Challenges and choices

 Challenges and choices  ING-006
10 February 2022

This is a Sunday of contrasts and questions, of stark challenges and choices. The prophecy of Jeremiah, using images drawn from landscape and botany, drives us into the desert then leads us to streams of living water. “What do you want to be?” the Prophet asks, “a scraggy shrub struggling to survive in a salt-waste, or a “wealful” willow leafing and fruiting in well-watered soil?” The answer is obvious: embrace the Lord, then!

The poetry of Jeremiah leads us to the Galilean plain. The landscape image has not entirely disappeared. Our Gospel passage opens with the words, Jesus came down with them (the Twelve) and stood on a level place. He has just in fact spent all night in prayer on the mountain and then chosen his twelve apostles. Now, Moses-like, he returns to the throng.

At this point in the Gospel of Luke, we find a body of teaching that enshrines the essential spiritual message of Jesus. Matthew’s version is called the Sermon on the Mount, while Luke’s, the Sermon on the Plain. Both begin with the Beatitudes of which Luke’s version is briefer.
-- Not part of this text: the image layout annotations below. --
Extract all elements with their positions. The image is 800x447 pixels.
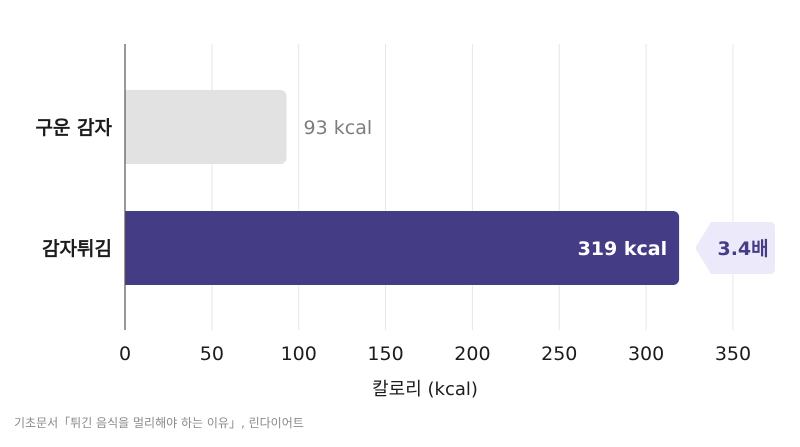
source-caption: 기초문서「튀긴 음식을 멀리해야 하는 이유」, 린다이어트: [14, 416, 304, 430]
category-label: 구운 감자: [35, 117, 112, 139]
x-tick-label: 300: [628, 343, 664, 365]
x-tick-label: 350: [715, 343, 751, 365]
grid-lines: [211, 44, 734, 330]
bars: 93 kcal 319 kcal: [125, 90, 680, 285]
x-axis: 0 50 100 150 200 250 300 350 칼로리 (kcal): [119, 44, 751, 400]
category-label: 감자튀김: [42, 238, 112, 260]
multiplier-badge-text: 3.4배: [717, 238, 768, 260]
multiplier-badge: [695, 222, 775, 274]
bar-value-label: 319 kcal: [578, 238, 668, 260]
x-tick-label: 50: [200, 343, 224, 365]
x-tick-label: 200: [454, 343, 490, 365]
bar-2: [125, 211, 680, 285]
x-tick-label: 250: [541, 343, 577, 365]
annotation: 3.4배: [695, 222, 775, 274]
bar-value-label: 93 kcal: [304, 117, 373, 139]
x-tick-label: 100: [281, 343, 317, 365]
bar-1-base: [125, 90, 133, 164]
x-tick-label: 0: [119, 343, 131, 365]
x-tick-label: 150: [367, 343, 403, 365]
x-axis-label: 칼로리 (kcal): [372, 379, 478, 400]
bar-1: [125, 90, 287, 164]
bar-2-base: [125, 211, 133, 285]
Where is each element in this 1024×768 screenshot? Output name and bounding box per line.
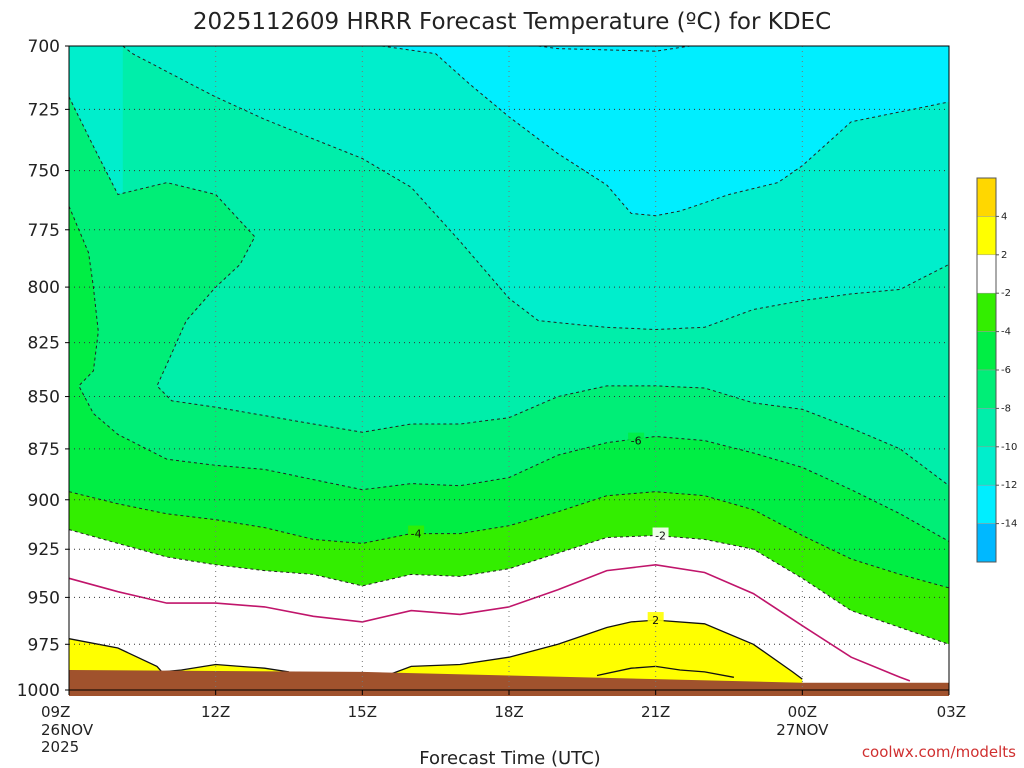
y-tick-label: 775 — [28, 221, 60, 241]
colorbar-label: -12 — [1001, 480, 1017, 491]
x-tick-label: 12Z — [201, 703, 230, 721]
x-tick-label: 18Z — [494, 703, 523, 721]
fill-region-cold — [381, 46, 949, 216]
colorbar-swatch — [976, 177, 997, 217]
y-tick-label: 975 — [28, 635, 60, 655]
colorbar-label: -10 — [1001, 442, 1017, 453]
colorbar-swatch — [976, 254, 997, 294]
y-tick-label: 800 — [28, 278, 60, 298]
colorbar-swatch — [976, 369, 997, 409]
y-axis: 700 725 750 775 800 825 850 875 900 925 950 975 1000 — [17, 37, 69, 701]
colorbar: 4 2 -2 -4 -6 -8 -10 -12 -14 — [976, 177, 1017, 563]
colorbar-swatch — [976, 446, 997, 486]
x-tick-label: 09Z — [41, 703, 70, 721]
contour-line--14 — [538, 45, 949, 52]
contour-line--12 — [381, 45, 950, 217]
colorbar-label: -2 — [1001, 288, 1011, 299]
x-tick-label: 03Z — [937, 703, 966, 721]
colorbar-swatch — [976, 408, 997, 448]
colorbar-label: 2 — [1001, 250, 1007, 261]
contour-line-4 — [596, 665, 735, 678]
y-tick-label: 825 — [28, 334, 60, 354]
colorbar-swatch — [976, 216, 997, 256]
x-tick-sublabel: 26NOV — [41, 721, 94, 739]
plot-area: -6 -4 -2 2 — [68, 45, 950, 696]
colorbar-label: -6 — [1001, 365, 1011, 376]
x-tick-label: 15Z — [348, 703, 377, 721]
y-tick-label: 1000 — [17, 681, 60, 701]
y-tick-label: 725 — [28, 100, 60, 120]
colorbar-label: -14 — [1001, 519, 1017, 530]
chart-title: 2025112609 HRRR Forecast Temperature (ºC… — [193, 9, 831, 35]
colorbar-swatch — [976, 292, 997, 332]
colorbar-label: 4 — [1001, 211, 1007, 222]
colorbar-swatch — [976, 523, 997, 563]
y-tick-label: 875 — [28, 440, 60, 460]
contour-label: 2 — [652, 614, 659, 627]
contour-line--6 — [68, 206, 950, 542]
colorbar-swatch — [976, 331, 997, 371]
colorbar-label: -8 — [1001, 403, 1011, 414]
fill-region-warm — [386, 620, 803, 690]
y-tick-label: 850 — [28, 388, 60, 408]
y-tick-label: 925 — [28, 540, 60, 560]
contour-line-2 — [386, 619, 803, 680]
contour-label-bg — [647, 612, 664, 627]
colorbar-label: -4 — [1001, 327, 1011, 338]
x-tick-label: 00Z — [788, 703, 817, 721]
contour-label-bg — [652, 527, 669, 542]
y-tick-label: 950 — [28, 588, 60, 608]
contour-line--4 — [68, 491, 950, 589]
contour-label: -2 — [655, 530, 666, 543]
y-tick-label: 900 — [28, 491, 60, 511]
y-tick-label: 700 — [28, 37, 60, 57]
contour-label-bg — [628, 432, 645, 447]
credit-text: coolwx.com/modelts — [862, 743, 1016, 761]
contour-label: -4 — [411, 528, 422, 541]
x-tick-sublabel: 2025 — [41, 738, 79, 756]
x-tick-sublabel: 27NOV — [776, 721, 829, 739]
contour-label-bg — [408, 525, 425, 540]
contour-label: -6 — [631, 435, 642, 448]
x-axis-label: Forecast Time (UTC) — [419, 748, 600, 768]
y-tick-label: 750 — [28, 162, 60, 182]
contour-line--10 — [122, 45, 950, 331]
contour-line--2 — [68, 529, 950, 645]
colorbar-swatch — [976, 484, 997, 524]
x-tick-label: 21Z — [641, 703, 670, 721]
Challenges and choices: we may note at once the uncompromising contrast between the four “blesseds” and the four “woes” that follow them. Unlike Matthew’s Jesus, Luke’s does not speak in the third person (blessed are they) but in the second (blessed are you). In effect, he is looking us in the eye and asking, “Where do you stand?”

Poverty, hunger, sadness and ill-treatment: at face value, these are not desirable qualities; throughout history, people have rightly sought to escape them. Jesus is not inviting us to embrace a spiritual masochism. Instead, he is suggesting that when such experiences inevitably come, as they do in one way or another, they can somehow symbolize a stance before the mystery of existence. Maybe “stance” is a word too self-assured: let’s say, rather, a “genuflexion” that recognizes the lacklustre and the limits and the longing of the human heart. “Our hearts are restless till they rest in thee,” writes Saint Augustine.

What then are the kingdom of heaven, and satisfaction and laughter and bounding joy, all promised to the Blessed? They are images of the destiny of those followers of the Lord who gather around him on the Galilean plain, and who chose in simplicity and humility to embrace the challenge of the Beatitudes. From Galilee and Judea and Jerusalem and the seacoasts they come, but they stand for people of all times and places: they stand for us.

Others, however, are caught in the glamour of present, passing pleasures. Instead of simplicity and humility, they find their satisfaction in fortune’s flighty favours, choosing in fact woe rather than weal.

What do you want to be? Where do you stand? Which do you choose?